FuzzingBrain V2: Automated Vulnerability Discovery Through Multi-Agent LLM Systems

Software vulnerabilities threaten critical systems worldwide. With nearly 50,000 CVEs reported in 2025, security teams need automated tools that can discover and verify real vulnerabilities without drowning in false positives.

FuzzingBrain V2 solves this problem by combining Large Language Model reasoning with fuzzing-based verification. The system achieved 90% detection rate on the AIxCC 2025 dataset and discovered 41 zero-day vulnerabilities in real-world projects.

The Core Problem

Traditional vulnerability detection approaches face three critical gaps:

Gap 1: Unverifiable Results
LLM-based tools generate vulnerability reports but cannot prove they’re real. Security teams waste time investigating false positives.

Gap 2: Wrong Granularity
Function-level analysis misses bugs when context becomes extensive. Line-level analysis lacks sufficient context for accurate detection.

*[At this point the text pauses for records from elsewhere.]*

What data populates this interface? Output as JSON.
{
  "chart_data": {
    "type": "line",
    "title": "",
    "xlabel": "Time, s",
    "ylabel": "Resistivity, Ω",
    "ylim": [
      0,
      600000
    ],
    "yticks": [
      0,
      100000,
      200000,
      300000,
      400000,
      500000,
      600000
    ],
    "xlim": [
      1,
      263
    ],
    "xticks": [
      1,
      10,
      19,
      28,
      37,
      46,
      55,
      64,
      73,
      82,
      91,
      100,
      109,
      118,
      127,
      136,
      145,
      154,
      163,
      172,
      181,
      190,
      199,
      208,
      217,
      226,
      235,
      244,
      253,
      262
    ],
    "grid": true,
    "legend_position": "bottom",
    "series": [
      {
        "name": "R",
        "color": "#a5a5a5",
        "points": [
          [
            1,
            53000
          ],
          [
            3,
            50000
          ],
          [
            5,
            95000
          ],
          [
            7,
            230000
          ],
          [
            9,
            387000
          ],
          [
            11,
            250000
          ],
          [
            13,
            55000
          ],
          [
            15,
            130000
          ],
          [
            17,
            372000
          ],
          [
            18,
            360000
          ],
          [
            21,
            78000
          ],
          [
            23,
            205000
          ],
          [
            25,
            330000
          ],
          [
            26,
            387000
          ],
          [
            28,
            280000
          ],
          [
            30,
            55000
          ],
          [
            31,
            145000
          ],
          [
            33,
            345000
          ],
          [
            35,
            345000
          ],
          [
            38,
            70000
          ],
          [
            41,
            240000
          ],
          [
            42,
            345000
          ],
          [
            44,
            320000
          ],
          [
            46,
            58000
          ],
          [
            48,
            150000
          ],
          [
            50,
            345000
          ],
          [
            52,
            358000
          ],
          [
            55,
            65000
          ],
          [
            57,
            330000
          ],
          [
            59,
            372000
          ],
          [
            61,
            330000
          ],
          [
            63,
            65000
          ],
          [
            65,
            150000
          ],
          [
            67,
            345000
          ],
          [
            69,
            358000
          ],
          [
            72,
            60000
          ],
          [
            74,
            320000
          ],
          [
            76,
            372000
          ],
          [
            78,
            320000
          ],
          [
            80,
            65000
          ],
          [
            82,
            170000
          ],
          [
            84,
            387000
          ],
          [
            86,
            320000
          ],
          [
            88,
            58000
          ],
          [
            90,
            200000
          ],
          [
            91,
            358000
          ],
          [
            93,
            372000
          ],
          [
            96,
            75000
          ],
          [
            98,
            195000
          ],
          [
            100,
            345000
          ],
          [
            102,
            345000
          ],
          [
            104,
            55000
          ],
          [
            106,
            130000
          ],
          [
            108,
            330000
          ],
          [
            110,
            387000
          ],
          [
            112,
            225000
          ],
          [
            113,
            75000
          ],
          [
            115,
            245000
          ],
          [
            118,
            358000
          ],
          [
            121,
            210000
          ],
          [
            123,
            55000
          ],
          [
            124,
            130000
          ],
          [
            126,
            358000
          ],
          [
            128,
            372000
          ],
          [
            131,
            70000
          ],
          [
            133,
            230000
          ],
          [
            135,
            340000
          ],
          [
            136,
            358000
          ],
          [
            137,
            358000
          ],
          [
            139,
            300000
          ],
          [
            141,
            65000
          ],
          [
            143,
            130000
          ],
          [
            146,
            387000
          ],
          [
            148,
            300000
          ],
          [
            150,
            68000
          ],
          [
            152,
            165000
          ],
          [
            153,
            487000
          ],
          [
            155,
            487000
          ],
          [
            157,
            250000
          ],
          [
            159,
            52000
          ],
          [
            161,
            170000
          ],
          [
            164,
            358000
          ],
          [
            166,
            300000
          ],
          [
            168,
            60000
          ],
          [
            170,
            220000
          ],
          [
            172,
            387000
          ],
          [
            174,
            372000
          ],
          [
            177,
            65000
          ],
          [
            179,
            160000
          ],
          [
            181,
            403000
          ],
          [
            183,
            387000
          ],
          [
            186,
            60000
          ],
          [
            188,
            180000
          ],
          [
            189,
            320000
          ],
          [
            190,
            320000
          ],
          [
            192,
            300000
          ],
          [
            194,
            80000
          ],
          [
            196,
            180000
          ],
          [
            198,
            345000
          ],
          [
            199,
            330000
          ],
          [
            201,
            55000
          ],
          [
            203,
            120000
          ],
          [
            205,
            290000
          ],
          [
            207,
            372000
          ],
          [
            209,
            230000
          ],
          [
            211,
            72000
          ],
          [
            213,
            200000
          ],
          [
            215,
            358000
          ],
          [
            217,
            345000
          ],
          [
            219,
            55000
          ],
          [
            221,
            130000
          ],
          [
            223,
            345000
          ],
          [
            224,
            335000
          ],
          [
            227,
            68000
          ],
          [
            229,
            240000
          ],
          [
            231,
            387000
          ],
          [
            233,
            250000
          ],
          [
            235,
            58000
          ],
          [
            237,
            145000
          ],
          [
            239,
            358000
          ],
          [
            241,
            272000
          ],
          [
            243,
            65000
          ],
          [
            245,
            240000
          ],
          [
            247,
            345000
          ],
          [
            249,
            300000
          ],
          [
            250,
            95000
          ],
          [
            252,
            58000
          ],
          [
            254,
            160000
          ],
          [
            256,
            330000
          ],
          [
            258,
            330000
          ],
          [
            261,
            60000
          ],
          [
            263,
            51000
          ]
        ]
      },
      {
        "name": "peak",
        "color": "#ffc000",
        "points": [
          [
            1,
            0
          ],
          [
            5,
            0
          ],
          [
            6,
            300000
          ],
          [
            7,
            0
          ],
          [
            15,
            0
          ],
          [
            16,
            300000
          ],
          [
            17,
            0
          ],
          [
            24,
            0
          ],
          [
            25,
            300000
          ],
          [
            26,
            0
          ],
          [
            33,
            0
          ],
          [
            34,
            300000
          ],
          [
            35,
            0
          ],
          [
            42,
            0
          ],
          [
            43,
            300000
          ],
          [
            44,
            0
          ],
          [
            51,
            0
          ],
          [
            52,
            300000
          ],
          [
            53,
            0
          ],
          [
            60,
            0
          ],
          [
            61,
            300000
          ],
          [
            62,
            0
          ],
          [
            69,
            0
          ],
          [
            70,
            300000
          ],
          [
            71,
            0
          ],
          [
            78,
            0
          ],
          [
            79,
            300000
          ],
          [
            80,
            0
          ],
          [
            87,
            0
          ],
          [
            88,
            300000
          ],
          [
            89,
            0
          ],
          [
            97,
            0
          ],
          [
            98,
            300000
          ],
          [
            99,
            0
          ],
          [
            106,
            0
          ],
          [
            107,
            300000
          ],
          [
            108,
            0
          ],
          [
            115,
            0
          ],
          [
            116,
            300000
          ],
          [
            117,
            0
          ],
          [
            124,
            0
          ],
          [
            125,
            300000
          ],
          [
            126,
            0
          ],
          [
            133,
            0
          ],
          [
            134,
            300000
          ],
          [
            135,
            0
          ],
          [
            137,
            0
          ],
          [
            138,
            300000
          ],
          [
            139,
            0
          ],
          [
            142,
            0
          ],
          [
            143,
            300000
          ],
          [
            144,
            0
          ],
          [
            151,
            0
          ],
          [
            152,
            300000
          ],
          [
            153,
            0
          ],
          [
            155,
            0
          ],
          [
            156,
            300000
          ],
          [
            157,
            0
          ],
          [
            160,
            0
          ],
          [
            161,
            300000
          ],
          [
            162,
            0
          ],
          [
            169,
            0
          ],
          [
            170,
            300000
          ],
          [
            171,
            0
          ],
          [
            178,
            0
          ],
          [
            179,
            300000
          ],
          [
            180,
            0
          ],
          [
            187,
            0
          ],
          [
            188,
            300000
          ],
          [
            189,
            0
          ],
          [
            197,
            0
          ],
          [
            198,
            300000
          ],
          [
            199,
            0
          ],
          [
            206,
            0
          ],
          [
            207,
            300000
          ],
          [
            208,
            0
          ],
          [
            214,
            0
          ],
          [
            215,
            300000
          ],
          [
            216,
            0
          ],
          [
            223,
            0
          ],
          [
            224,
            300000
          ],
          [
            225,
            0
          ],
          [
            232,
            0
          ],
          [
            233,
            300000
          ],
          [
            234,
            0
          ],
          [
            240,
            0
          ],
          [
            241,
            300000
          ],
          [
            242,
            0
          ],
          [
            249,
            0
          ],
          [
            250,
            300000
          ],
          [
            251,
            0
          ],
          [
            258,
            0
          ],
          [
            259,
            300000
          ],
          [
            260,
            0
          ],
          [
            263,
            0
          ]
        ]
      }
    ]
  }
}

Gap 3: Complex Dependencies
Vulnerabilities spanning multiple functions with intricate data flows confuse existing approaches.

How FuzzingBrain V2 Works

Suspicious Points: The Key Innovation

FuzzingBrain V2 introduces “Suspicious Points” (SPs) - a novel abstraction that captures vulnerability-relevant code regions with control flow context. Instead of analyzing entire functions or individual lines, SPs focus on specific code patterns that could be vulnerable.

Each SP contains:

Function location and vulnerability description
Vulnerability type (buffer overflow, use-after-free, etc.)
Confidence score and verification status
Proof-of-concept guidance for reproduction

Multi-Agent Architecture

The system employs specialized agents working together:

Direction Generator: Divides codebases into logical business features
SP Generator: Identifies suspicious code patterns
SP Verifier: Performs deep analysis to filter false positives
PoC Generator: Crafts inputs that trigger vulnerabilities

Dual-Layer Fuzzing

Two fuzzing layers provide comprehensive coverage:

Global Fuzzer: Runs continuously for broad exploration
SP Fuzzer: Targets specific suspicious points for deep verification

Real-World Results

Competition Performance

On the AIxCC 2025 Final Competition dataset:

90% detection rate (36 of 40 vulnerabilities)
75% success on hard challenges requiring deep reasoning
First place among all competing systems

Zero-Day Discoveries

In real-world deployment across 19 open-source projects:

41 previously unknown vulnerabilities discovered
26 confirmed by maintainers
23 fixed with patches deployed

Notable discoveries include 6 vulnerabilities in OpenPrint CUPS and 4 each in fwupd and upx - mature, well-tested projects.

Technical Advantages

Logic-Driven Search

Rather than matching known vulnerability patterns, FuzzingBrain V2 analyzes business logic to identify suspicious behaviors. This enables discovery of novel vulnerability classes.

OSS-Fuzz Integration

Built on Google’s OSS-Fuzz infrastructure, the system:

Integrates with 1,000+ open-source projects
Guarantees 100% reproducibility for confirmed vulnerabilities
Automatically generates submission-ready reports

Context Engineering

The system uses the Model Context Protocol (MCP) for seamless tool integration, enabling agents to:

Perform static analysis across function boundaries
Trace complex data flows
Reason about program state and constraints

Complex Case Studies

FuzzingBrain V2 excels at discovering vulnerabilities that defeat traditional fuzzing:

Leap Second Bug: Required parsing responses with historical leap second timestamps (seconds=60) at call depth 10. The agent systematically tested different historical dates until finding one that bypassed validation.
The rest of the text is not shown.